彼女がこんな冗談なんて言えるような子じゃないことくらい、僕らは分かってる。
だからこそ、その言葉の意味に気がついたとき、ひどく胸が苦しくなったんだ。
「まさか…」
リーバー君は信じられないとでも言うように額に手をやる。リナリーは困惑したように笑いながら、ハルちゃんのベッドへ歩み寄った。
「何言ってるの…?冗談やめてよ、ハル。さすがに怒るわよ…っ」
『す…すみ、すみません…!でも…でも、わ…わたし』
「ハル…」
リナリーが名前を呼んでも眉をハの字にさげ、謝りながらわたわたとそう答えるだけ。
「……そんな…っ」
その場に座り込むリナリーは両手で顔を抑え、静かに肩を震わした。
そんなリナリーの肩に手を置いた後、僕はなるべく笑みを崩さないよう話しかける。
「やぁ…。僕はここ、黒の教団本部の室長をしているコムイ・リーだ。

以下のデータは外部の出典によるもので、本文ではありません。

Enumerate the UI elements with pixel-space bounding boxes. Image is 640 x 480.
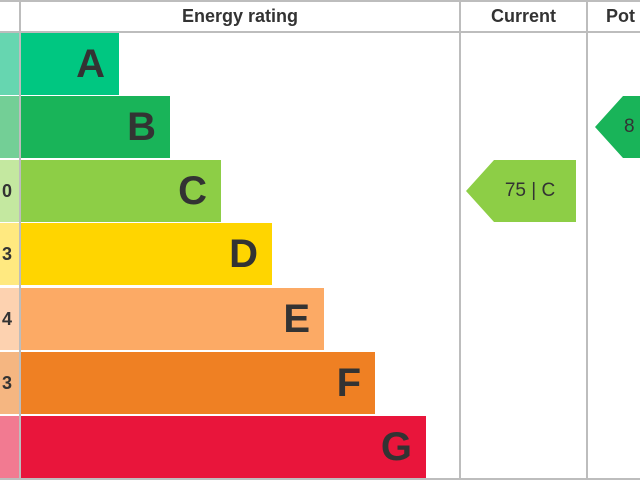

君の…名前は?」
「…コムイ!?」
ラビ君が綺麗な翡翠の瞳を見開くけど、僕はそれを片手で制し、彼女の返事を待った。
『わ…わ、わたしは、ハル・ジュール…です』
「ハルちゃん、君は何故ここにいるか思い出せるかい?」
『……わ、かりません。す…すみません。』
怖々と毛布を握りしめるハルちゃん。僕はなるべく彼女を怖がらせないよう、視線を合わせるためベッドへ座る。

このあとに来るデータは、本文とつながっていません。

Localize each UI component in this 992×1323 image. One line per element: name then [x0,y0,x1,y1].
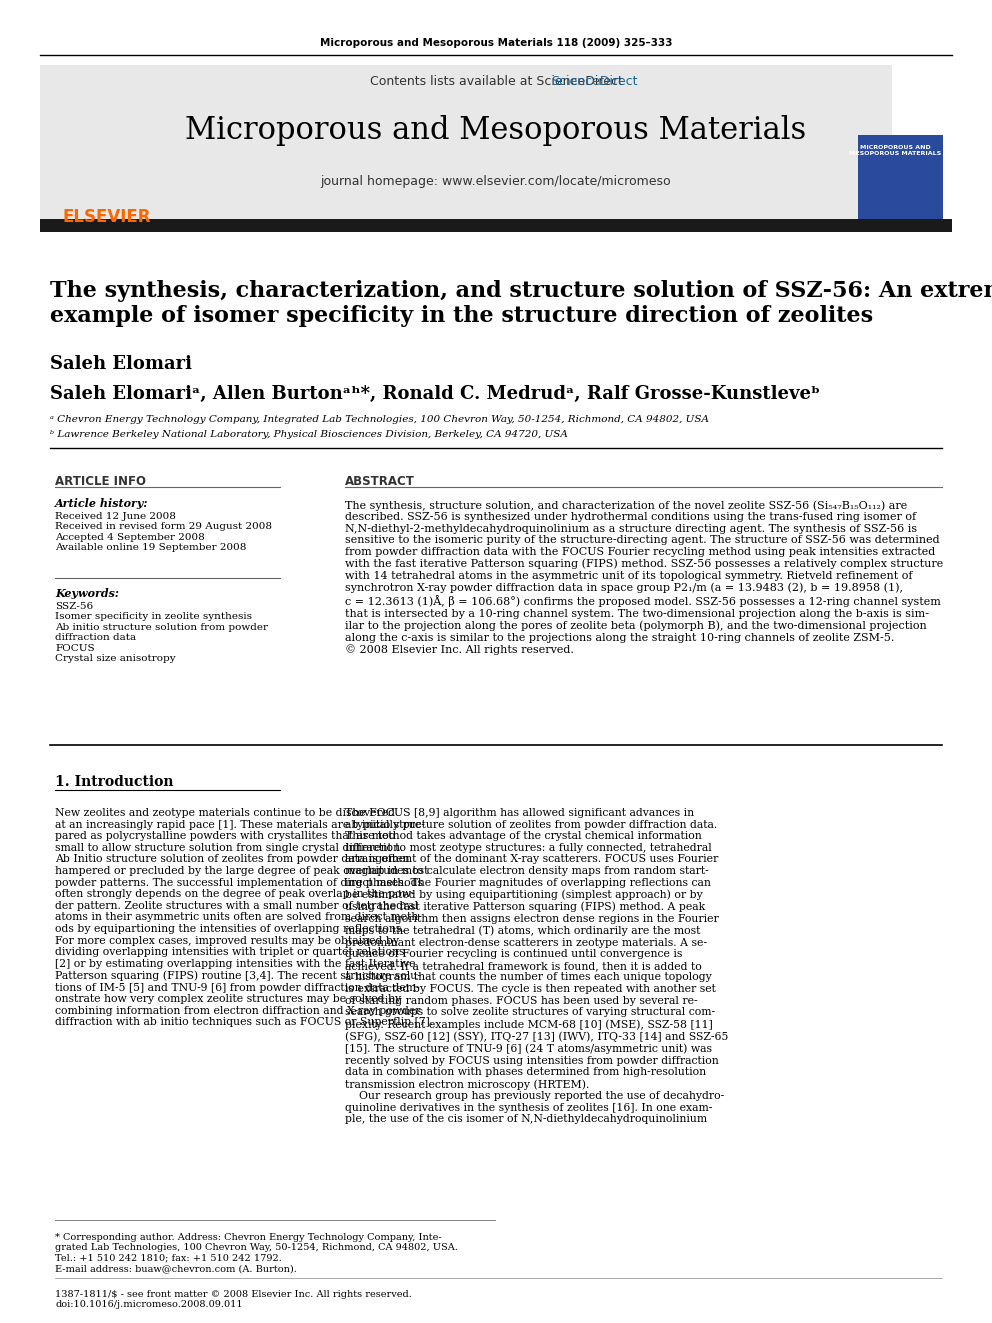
Text: ᵇ Lawrence Berkeley National Laboratory, Physical Biosciences Division, Berkeley: ᵇ Lawrence Berkeley National Laboratory,… [50,430,567,439]
Text: The synthesis, structure solution, and characterization of the novel zeolite SSZ: The synthesis, structure solution, and c… [345,500,943,655]
Text: The FOCUS [8,9] algorithm has allowed significant advances in
ab initio structur: The FOCUS [8,9] algorithm has allowed si… [345,808,728,1125]
Text: Saleh Elomariᵃ, Allen Burtonᵃʰ*, Ronald C. Medrudᵃ, Ralf Grosse-Kunstleveᵇ: Saleh Elomariᵃ, Allen Burtonᵃʰ*, Ronald … [50,385,820,404]
Text: Microporous and Mesoporous Materials 118 (2009) 325–333: Microporous and Mesoporous Materials 118… [319,38,673,48]
Text: Article history:: Article history: [55,497,149,509]
Text: Saleh Elomari: Saleh Elomari [50,355,192,373]
Text: Contents lists available at ScienceDirect: Contents lists available at ScienceDirec… [370,75,622,89]
Text: ARTICLE INFO: ARTICLE INFO [55,475,146,488]
Text: Received 12 June 2008
Received in revised form 29 August 2008
Accepted 4 Septemb: Received 12 June 2008 Received in revise… [55,512,272,552]
Text: Microporous and Mesoporous Materials: Microporous and Mesoporous Materials [186,115,806,146]
Text: journal homepage: www.elsevier.com/locate/micromeso: journal homepage: www.elsevier.com/locat… [320,175,672,188]
Bar [40,220,952,232]
Text: ᵃ Chevron Energy Technology Company, Integrated Lab Technologies, 100 Chevron Wa: ᵃ Chevron Energy Technology Company, Int… [50,415,709,423]
Text: 1. Introduction: 1. Introduction [55,775,174,789]
Text: MICROPOROUS AND
MESOPOROUS MATERIALS: MICROPOROUS AND MESOPOROUS MATERIALS [849,146,941,156]
Text: The synthesis, characterization, and structure solution of SSZ-56: An extreme
ex: The synthesis, characterization, and str… [50,280,992,327]
Text: New zeolites and zeotype materials continue to be discovered
at an increasingly : New zeolites and zeotype materials conti… [55,808,434,1028]
Bar [42,135,172,220]
Text: * Corresponding author. Address: Chevron Energy Technology Company, Inte-
grated: * Corresponding author. Address: Chevron… [55,1233,458,1273]
Bar [40,65,892,220]
Text: ScienceDirect: ScienceDirect [551,75,638,89]
Bar [858,135,943,220]
Text: ELSEVIER: ELSEVIER [62,208,151,226]
Text: SSZ-56
Isomer specificity in zeolite synthesis
Ab initio structure solution from: SSZ-56 Isomer specificity in zeolite syn… [55,602,268,663]
Text: Keywords:: Keywords: [55,587,119,599]
Text: ABSTRACT: ABSTRACT [345,475,415,488]
Text: 1387-1811/$ - see front matter © 2008 Elsevier Inc. All rights reserved.
doi:10.: 1387-1811/$ - see front matter © 2008 El… [55,1290,412,1310]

「謝ることはないよ。僕らは君をどうこうしたりしないから、大丈夫だよ。」
僕の言葉に桃色の瞳をまるくして、僕をはじめ、座り込むリナリーや、懸命に笑みを浮かべるリーバー君、唇を噛みしめ悔しそうなラビ君を順に見る。
『わ、たし…どうしてここに、いるんですか…?お、おばさんは?』
「おばさんは…」
ハルちゃんの問いに僕は何も答えられない。丸っきり忘れてるんだ。僕らといた…、黒の教団で過ごした時間を…。